Spike: You pissed in the Big Man's Chair? That's fantastic! Gunn: Spike, can you please turn off that warm fuzzy? Spike: What, the Lorne thing? Worn off. I just think that's bloody fabulous.

'Life of the Party'


Natter 75: More Than a Million Natters Served  

Off-topic discussion. Wanna talk about corsets, duct tape, butt kicking, or physics? This is the place. Detailed discussion of any current-season TV must be whitefonted.


-t - Apr 19, 2017 5:55:57 am PDT #10054 of 30002
I am a woman of various inclinations and only some of the time are they to burn everything down in frustration

I am kind of intrigued by the haunted waffle house. Nsm by the upholstery.

"Reduce global headcount" sounds more ominous than layoffs. Kind of, what's the word, Malthusian.


Tom Scola - Apr 19, 2017 5:58:49 am PDT #10055 of 30002
Remember that the frontier of the Rebellion is everywhere. And even the smallest act of insurrection pushes our lines forward.

Last night I dreamed that they opened a restaurant in my bedroom without telling me. I went up to the hostesses demanding to talk to the manager, but my alarm went off before anything happened.


Laura - Apr 19, 2017 6:11:16 am PDT #10056 of 30002
Our wings are not tired.

Dreams that involve work and chores are the worst.

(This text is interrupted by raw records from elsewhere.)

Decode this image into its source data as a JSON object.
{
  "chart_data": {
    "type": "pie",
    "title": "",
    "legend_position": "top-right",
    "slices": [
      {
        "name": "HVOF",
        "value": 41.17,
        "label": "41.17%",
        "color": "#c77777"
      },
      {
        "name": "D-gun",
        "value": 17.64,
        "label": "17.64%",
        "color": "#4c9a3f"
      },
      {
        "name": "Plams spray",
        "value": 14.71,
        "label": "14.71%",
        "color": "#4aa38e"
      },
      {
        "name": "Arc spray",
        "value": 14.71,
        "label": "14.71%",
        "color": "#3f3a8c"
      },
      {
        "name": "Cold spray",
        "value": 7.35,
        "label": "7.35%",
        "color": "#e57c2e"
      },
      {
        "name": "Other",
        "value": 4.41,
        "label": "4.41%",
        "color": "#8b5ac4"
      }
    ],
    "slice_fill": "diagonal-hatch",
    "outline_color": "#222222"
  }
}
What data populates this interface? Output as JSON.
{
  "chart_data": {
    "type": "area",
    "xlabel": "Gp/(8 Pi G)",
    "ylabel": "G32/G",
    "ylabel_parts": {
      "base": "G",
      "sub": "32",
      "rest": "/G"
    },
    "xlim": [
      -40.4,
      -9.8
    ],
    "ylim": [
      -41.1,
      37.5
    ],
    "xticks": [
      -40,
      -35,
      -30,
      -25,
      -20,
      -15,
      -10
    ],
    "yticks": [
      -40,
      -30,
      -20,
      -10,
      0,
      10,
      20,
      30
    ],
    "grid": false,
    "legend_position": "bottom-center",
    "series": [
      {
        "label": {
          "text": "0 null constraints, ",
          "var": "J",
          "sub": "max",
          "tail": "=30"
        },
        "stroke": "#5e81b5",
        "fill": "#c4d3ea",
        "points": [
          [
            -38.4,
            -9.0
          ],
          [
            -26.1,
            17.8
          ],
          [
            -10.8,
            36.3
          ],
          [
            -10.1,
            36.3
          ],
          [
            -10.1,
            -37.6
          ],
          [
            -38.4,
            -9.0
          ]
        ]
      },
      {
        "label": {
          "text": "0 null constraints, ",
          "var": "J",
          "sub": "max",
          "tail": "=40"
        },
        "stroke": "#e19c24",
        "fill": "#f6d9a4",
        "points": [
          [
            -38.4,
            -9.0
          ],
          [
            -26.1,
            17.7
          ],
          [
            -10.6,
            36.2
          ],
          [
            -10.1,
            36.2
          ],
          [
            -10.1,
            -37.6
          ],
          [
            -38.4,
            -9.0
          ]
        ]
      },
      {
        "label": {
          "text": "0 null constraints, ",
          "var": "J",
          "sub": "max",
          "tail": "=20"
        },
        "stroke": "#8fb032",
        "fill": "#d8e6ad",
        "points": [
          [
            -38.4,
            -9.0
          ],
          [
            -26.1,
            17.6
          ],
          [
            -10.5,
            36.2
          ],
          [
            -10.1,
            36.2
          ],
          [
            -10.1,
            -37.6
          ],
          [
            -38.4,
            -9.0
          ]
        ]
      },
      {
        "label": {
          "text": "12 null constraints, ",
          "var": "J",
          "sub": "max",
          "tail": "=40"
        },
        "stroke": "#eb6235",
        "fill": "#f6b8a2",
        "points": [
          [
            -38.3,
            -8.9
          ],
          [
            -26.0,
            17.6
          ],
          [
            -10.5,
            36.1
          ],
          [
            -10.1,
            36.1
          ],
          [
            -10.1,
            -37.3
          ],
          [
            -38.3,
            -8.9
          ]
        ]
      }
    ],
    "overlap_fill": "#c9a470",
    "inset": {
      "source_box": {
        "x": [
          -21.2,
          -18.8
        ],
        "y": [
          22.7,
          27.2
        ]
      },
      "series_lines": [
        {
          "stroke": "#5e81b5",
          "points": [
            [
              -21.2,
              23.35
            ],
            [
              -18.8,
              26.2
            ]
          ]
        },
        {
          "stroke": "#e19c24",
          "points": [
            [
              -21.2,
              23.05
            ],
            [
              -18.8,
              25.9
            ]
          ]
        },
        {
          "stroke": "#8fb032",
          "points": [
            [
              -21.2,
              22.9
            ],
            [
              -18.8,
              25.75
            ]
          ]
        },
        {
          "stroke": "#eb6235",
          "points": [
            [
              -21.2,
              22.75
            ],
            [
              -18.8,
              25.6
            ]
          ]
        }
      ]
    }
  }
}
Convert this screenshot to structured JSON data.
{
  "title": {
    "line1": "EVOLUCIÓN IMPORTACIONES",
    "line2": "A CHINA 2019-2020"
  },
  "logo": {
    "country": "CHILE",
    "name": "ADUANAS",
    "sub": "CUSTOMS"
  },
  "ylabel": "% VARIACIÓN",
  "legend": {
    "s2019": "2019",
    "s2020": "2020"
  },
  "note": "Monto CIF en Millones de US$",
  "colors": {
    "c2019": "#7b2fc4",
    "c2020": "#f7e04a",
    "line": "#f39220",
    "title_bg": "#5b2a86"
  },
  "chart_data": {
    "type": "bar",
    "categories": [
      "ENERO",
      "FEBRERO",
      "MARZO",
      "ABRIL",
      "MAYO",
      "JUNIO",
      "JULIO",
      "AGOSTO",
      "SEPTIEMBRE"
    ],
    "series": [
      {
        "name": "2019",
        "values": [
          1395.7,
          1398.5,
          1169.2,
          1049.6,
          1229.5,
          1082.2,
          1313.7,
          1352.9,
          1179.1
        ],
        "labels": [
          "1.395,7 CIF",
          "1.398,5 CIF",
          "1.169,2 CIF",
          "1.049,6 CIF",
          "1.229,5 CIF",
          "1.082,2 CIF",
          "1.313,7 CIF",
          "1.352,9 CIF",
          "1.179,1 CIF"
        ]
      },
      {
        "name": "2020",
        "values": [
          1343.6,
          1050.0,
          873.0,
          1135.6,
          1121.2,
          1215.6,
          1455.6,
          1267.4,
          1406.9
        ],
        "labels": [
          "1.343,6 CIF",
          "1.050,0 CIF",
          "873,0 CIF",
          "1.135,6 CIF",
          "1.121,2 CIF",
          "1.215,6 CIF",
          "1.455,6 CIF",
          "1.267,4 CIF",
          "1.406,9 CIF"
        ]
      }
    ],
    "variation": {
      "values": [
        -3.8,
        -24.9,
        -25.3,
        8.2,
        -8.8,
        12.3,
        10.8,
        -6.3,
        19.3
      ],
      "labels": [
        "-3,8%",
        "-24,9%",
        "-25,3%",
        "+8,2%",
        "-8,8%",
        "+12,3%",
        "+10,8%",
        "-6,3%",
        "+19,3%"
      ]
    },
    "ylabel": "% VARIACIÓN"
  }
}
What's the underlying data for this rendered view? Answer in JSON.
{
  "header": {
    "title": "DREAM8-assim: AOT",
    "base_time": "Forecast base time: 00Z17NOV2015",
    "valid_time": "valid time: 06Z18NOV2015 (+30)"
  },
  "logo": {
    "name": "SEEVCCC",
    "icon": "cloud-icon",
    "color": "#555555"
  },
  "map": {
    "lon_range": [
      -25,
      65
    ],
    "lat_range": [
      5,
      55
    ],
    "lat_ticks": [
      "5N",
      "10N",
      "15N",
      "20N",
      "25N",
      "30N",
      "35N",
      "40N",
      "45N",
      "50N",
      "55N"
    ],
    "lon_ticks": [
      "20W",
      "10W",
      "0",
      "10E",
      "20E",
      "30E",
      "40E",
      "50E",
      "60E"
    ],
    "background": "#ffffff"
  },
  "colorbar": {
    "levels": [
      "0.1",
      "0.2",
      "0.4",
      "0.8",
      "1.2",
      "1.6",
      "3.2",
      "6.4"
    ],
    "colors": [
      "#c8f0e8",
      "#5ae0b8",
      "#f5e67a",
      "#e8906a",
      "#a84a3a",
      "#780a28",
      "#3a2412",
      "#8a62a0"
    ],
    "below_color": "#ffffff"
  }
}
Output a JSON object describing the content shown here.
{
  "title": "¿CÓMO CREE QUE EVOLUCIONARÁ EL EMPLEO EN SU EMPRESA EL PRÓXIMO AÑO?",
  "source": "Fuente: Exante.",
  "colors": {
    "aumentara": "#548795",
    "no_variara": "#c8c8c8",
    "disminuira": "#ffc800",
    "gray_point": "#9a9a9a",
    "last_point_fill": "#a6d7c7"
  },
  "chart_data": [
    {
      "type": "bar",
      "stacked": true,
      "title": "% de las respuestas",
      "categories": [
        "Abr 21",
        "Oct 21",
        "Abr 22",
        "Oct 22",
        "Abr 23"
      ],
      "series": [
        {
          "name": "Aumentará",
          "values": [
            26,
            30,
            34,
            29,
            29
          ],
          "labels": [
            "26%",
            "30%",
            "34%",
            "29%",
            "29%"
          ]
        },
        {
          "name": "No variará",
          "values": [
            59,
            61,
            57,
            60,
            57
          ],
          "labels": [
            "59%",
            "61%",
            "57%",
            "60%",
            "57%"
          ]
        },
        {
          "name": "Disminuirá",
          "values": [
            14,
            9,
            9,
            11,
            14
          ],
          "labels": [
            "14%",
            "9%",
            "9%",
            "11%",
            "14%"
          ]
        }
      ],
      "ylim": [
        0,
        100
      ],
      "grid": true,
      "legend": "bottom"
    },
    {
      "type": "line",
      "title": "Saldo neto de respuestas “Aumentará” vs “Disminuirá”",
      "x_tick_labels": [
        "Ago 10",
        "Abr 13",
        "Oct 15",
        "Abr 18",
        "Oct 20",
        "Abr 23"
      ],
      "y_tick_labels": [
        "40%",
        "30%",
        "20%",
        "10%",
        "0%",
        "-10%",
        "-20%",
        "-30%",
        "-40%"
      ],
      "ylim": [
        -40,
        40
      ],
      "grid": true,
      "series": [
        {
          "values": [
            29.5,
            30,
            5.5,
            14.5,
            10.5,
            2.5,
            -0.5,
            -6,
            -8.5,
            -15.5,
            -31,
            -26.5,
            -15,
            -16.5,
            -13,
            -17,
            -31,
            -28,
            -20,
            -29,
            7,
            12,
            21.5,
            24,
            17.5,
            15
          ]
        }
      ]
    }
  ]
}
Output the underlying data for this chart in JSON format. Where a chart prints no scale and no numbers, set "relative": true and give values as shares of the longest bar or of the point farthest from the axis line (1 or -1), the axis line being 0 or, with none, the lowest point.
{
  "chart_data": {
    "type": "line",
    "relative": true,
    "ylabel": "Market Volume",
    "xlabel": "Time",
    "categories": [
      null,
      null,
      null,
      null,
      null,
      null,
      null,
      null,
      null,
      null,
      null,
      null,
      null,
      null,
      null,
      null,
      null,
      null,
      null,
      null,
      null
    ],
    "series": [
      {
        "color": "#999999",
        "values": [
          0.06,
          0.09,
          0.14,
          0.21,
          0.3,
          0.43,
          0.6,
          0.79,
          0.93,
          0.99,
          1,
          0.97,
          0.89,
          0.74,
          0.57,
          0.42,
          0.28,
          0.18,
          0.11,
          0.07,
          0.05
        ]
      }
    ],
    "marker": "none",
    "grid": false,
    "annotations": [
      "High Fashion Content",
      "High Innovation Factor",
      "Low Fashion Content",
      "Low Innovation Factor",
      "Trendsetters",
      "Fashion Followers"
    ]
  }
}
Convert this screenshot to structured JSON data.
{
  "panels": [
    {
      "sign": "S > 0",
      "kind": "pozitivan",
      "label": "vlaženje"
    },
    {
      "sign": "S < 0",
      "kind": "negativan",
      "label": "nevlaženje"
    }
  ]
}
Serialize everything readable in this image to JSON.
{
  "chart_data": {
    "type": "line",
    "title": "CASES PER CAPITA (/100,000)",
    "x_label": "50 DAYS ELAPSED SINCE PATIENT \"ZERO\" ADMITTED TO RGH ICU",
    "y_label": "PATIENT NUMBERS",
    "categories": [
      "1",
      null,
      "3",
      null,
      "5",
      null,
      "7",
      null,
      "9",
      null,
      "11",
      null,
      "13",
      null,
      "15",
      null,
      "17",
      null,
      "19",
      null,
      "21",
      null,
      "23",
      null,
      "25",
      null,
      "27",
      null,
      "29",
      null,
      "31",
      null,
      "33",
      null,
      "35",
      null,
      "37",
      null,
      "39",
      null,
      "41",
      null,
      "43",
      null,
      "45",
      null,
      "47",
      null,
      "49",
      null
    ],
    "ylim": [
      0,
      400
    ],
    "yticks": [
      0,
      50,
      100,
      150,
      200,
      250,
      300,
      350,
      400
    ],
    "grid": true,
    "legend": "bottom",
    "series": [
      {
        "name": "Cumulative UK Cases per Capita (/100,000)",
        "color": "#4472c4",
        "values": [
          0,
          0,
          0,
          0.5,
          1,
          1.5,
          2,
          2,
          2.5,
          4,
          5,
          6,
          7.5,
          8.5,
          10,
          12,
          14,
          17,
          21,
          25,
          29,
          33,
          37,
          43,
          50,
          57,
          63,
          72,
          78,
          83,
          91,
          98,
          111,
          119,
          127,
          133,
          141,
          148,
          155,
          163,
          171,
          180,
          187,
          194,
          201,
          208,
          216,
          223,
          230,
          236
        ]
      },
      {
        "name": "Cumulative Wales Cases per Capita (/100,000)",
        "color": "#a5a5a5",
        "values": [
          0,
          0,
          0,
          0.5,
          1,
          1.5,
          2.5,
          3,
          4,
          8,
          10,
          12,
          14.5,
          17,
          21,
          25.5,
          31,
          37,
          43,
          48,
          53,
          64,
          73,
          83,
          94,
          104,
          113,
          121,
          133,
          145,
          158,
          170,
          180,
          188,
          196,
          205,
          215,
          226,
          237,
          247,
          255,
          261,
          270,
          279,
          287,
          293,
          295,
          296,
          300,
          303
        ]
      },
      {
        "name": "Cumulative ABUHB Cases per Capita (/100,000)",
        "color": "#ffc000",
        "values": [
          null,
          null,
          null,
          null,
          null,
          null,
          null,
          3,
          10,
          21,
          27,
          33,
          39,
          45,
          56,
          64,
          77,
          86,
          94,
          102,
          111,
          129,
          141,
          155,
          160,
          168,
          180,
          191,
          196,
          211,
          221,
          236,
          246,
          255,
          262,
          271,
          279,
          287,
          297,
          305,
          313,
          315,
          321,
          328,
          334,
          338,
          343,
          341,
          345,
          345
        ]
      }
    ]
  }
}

Toddson - Apr 19, 2017 6:15:30 am PDT #10057 of 30002
Friends don't let friends read "Atlas Shrugged"

I once dreamed that I woke up, got ready, and went to work ... then the alarm went off and I had to start over. SO exhausting.


-t - Apr 19, 2017 6:23:14 am PDT #10058 of 30002
I am a woman of various inclinations and only some of the time are they to burn everything down in frustration

I hate those, Toddson.

Ooh, maybe your dreamself is haunting the restaurant, Scola! It's all coming together.


Matt the Bruins fan - Apr 19, 2017 7:00:21 am PDT #10059 of 30002
"I remember when they eventually introduced that drug kingpin who murdered people and smuggled drugs inside snakes and I was like 'Finally. A normal person.'” —RahvinDragand

I am kind of intrigued by the haunted waffle house.

It was a little locally owned breakfast diner in the downtown area of some vague large city, elevated from ground level with one big wall of windows that looked down on a busy street. The haunting wasn't really cinematic, just sometimes plates or glasses would scoot across tables.


Sophia Brooks - Apr 19, 2017 7:09:36 am PDT #10060 of 30002
Cats to become a rabbit should gather immediately now here

My boss, who has had gallbladder surgery and a hysterectomy in the past year now has a suspicious mammogram. She is the best woman and the best boss and she cannot get a break health wise. Also, the last 2 women who worked in her old office have died of ovarian and breast cancer.


Dana - Apr 19, 2017 7:18:00 am PDT #10061 of 30002
I'm terrifically busy with my ennui.

I have tried for what feels like months to figure out how to file for a homestead exemption online. I have given up. We'll just print the damn form out, like we're living in the stupid 1990s or something.


Steph L. - Apr 19, 2017 7:37:59 am PDT #10062 of 30002
this mess was yours / now your mess is mine

The easiest way to file taxes with the city of Cincinnati is to print out the form and mail it. I remain boggled by that.


Steph L. - Apr 19, 2017 7:49:44 am PDT #10063 of 30002
this mess was yours / now your mess is mine

Parental Pants Update! My dad *claims* he owns 35 pairs of pants. And he didn't sound like he was tripping balls on painkillers. That seems like an inordinate number of pants (though if he needs to go into assisted living any time soon, he's set for pants). Maybe it's true, and it's so he only has to do laundry once a month.

There has to be a happy medium between Tim's dad and my dad. (Both named Jack, BTW, which is sometimes confusing.)

One of Tim's brothers says there's one more pair of khakis at Tim's dad's house, but he's 99% sure they're too small. So he might technically own 3 pairs of pants, but only 2 pairs that fit.